题目
July 2, 2021 · View on GitHub
A word is called a palindrome if we read from right to left is as same as we read from left to right. For example, "dad", "eye" and "racecar" are all palindromes, but "odd", "see" and "orange" are not palindromes.
Given n strings, you can generate n × n pairs of them and concatenate the pairs into single words. The task is to count how many of the so generated words are palindromes.
输入描述
The first line of input file contains the number of strings n.
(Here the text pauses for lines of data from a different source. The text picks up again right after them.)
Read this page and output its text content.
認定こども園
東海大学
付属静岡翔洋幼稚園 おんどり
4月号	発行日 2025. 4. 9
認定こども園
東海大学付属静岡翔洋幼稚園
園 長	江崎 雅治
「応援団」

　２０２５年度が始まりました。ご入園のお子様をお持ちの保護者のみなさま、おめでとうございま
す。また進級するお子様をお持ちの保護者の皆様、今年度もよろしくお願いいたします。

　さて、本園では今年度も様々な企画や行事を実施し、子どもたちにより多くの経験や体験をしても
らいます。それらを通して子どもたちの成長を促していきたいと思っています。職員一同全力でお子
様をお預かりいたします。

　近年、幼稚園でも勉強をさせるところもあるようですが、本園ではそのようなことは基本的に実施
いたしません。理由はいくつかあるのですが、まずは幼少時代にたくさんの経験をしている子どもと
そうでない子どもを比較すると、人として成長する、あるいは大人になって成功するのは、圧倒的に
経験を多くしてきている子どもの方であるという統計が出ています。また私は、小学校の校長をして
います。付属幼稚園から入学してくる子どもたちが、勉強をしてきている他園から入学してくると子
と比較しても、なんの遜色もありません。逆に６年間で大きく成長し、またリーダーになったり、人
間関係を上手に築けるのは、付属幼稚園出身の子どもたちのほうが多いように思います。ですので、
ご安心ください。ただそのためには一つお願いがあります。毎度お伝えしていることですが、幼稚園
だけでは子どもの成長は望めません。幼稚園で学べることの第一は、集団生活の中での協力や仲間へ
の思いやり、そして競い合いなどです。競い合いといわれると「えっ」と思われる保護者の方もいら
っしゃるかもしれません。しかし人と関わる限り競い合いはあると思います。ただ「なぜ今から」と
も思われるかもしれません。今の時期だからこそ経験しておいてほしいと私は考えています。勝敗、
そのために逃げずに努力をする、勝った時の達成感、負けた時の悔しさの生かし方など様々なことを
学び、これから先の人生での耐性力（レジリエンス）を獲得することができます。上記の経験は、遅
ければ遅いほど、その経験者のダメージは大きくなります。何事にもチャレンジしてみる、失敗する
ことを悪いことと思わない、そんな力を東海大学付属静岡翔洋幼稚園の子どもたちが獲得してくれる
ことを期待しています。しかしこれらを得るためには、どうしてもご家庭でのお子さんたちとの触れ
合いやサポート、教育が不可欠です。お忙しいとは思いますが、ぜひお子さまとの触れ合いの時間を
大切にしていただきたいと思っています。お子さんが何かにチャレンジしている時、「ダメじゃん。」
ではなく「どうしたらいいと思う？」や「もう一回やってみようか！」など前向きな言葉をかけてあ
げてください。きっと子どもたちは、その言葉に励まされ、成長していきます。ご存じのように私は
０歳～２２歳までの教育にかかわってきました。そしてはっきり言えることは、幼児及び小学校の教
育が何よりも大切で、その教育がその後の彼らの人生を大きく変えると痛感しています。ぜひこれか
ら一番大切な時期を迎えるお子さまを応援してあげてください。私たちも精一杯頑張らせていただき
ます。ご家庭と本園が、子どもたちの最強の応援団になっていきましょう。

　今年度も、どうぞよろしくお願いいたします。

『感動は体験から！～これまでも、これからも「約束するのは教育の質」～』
The following n lines describe each string:
The i+1-th line contains the length of the i-th string li , then a single space and a string of li small letters of English alphabet.
You can assume that the total length of all strings will not exceed 2,000,000. Two strings in different line may be the same.
输出描述
Print out only one integer, the number of palindromes.
输入例子
3
1 a
2 ab
2 ba
输出例子
5
Hint
The 5 palindromes are:
aa aba aba abba baab
参考答案
#include <cstdio>
#include <cstdlib>
#include <cstring>
#include <algorithm>
using namespace std;
const int MAX_N = 2000000;
char buf[MAX_N + 1], tmp[MAX_N + 1];
int n, l[MAX_N], sz[MAX_N], ex[MAX_N], next[MAX_N];
char s[MAX_N], t[MAX_N];
long long ans = 0LL;
namespace trie {
const int MAX_V = MAX_N + 1, MAX_E = 10000000;
int ecnt, begin[MAX_V], to[MAX_E], next[MAX_E], end[MAX_V], cnt[MAX_V];
char val[MAX_V];
int node_idx, root;
void init() {
ecnt = 0;
memset(begin, -1, sizeof(begin));
node_idx = 0;
root = node_idx ++;
val[root] = -1;
}
void add_edge(int u, int v) {
next[ecnt] = begin[u];
begin[u] = ecnt;
to[ecnt ++] = v;
}
void ins(int sz) {
int pos = root;
for (int i = 0; i < sz; i ++) {
int t = s[i] - 'a';
if (ex[i] == sz - i) cnt[pos] ++;
bool exi = 0;
for (int now = begin[pos]; now != -1; now = next[now])
if (val[to[now]] == t) {
exi = 1;
pos = to[now];
}
if (!exi) {
int v = node_idx ++;
add_edge(pos, v);
val[v] = t;
pos = v;
}
}
end[pos] ++;
}
void go(int sz) {
int pos = root;
for (int i = 0; i < sz; i ++) {
int t = s[i] - 'a';
bool exi = 0;
for (int now = begin[pos]; now != -1; now = next[now])
if (val[to[now]] == t) {
exi = 1;
pos = to[now];
}
if (!exi) return;
if (end[pos]) {
if (i < sz - 1 && ex[i + 1] == sz - i - 1) ans += end[pos];
else if (i == sz - 1) ans += end[pos];
}
}
ans += cnt[pos];
}
}
void ex_kmp(int len) {
next[0] = len;
next[1] = len - 1;
for (int i = 0; i < len - 1; i ++)
if (t[i] != t[i + 1]) {
next[1] = i;
break;
}
int j, k = 1, p, l;
for (int i = 2; i < len; i ++) {
p = k + next[k] - 1;
l = next[i - k];
if (i + l - 1 < p) next[i] = l;
else {
j = max(0, p + 1 - i);
while (i + j < len && t[i + j] == t[j]) j ++;
next[i] = j, k = i;
}
}
ex[0] = len;
for (int i = 0; i < len; i ++)
if (s[i] != t[i]) {
ex[0] = i;
break;
}
k = 0;
for (int i = 1; i < len; i ++) {
p = k + ex[k] - 1;
l = next[i - k];
if (i + l - 1 < p) ex[i] = l;
else {
j = max(0, p + 1 - i);
while (i + j < len && s[i + j] == t[j]) j ++;
ex[i] = j, k = i;
}
}
}
int main() {
scanf("%d", &n);
int tot = 0;
for (int i = 0; i < n; i ++) {
scanf("%d%s", &sz[i], buf + tot);
l[i] = tot;
tot += sz[i];
}
trie::init();
for (int it = 0; it < n; it ++) {
for (int i = 0; i < sz[it]; i ++) s[i] = buf[l[it] + sz[it] - i - 1];
for (int i = 0; i < sz[it]; i ++) t[i] = buf[l[it] + i];
ex_kmp(sz[it]);
trie::ins(sz[it]);
}
for (int it = 0; it < n; it ++) {
for (int i = 0; i < sz[it]; i ++) s[i] = buf[l[it] + i];
for (int i = 0; i < sz[it]; i ++) t[i] = buf[l[it] + sz[it] - i - 1];
ex_kmp(sz[it]);
trie::go(sz[it]);
}
printf("%lld\n", ans);
return 0;
}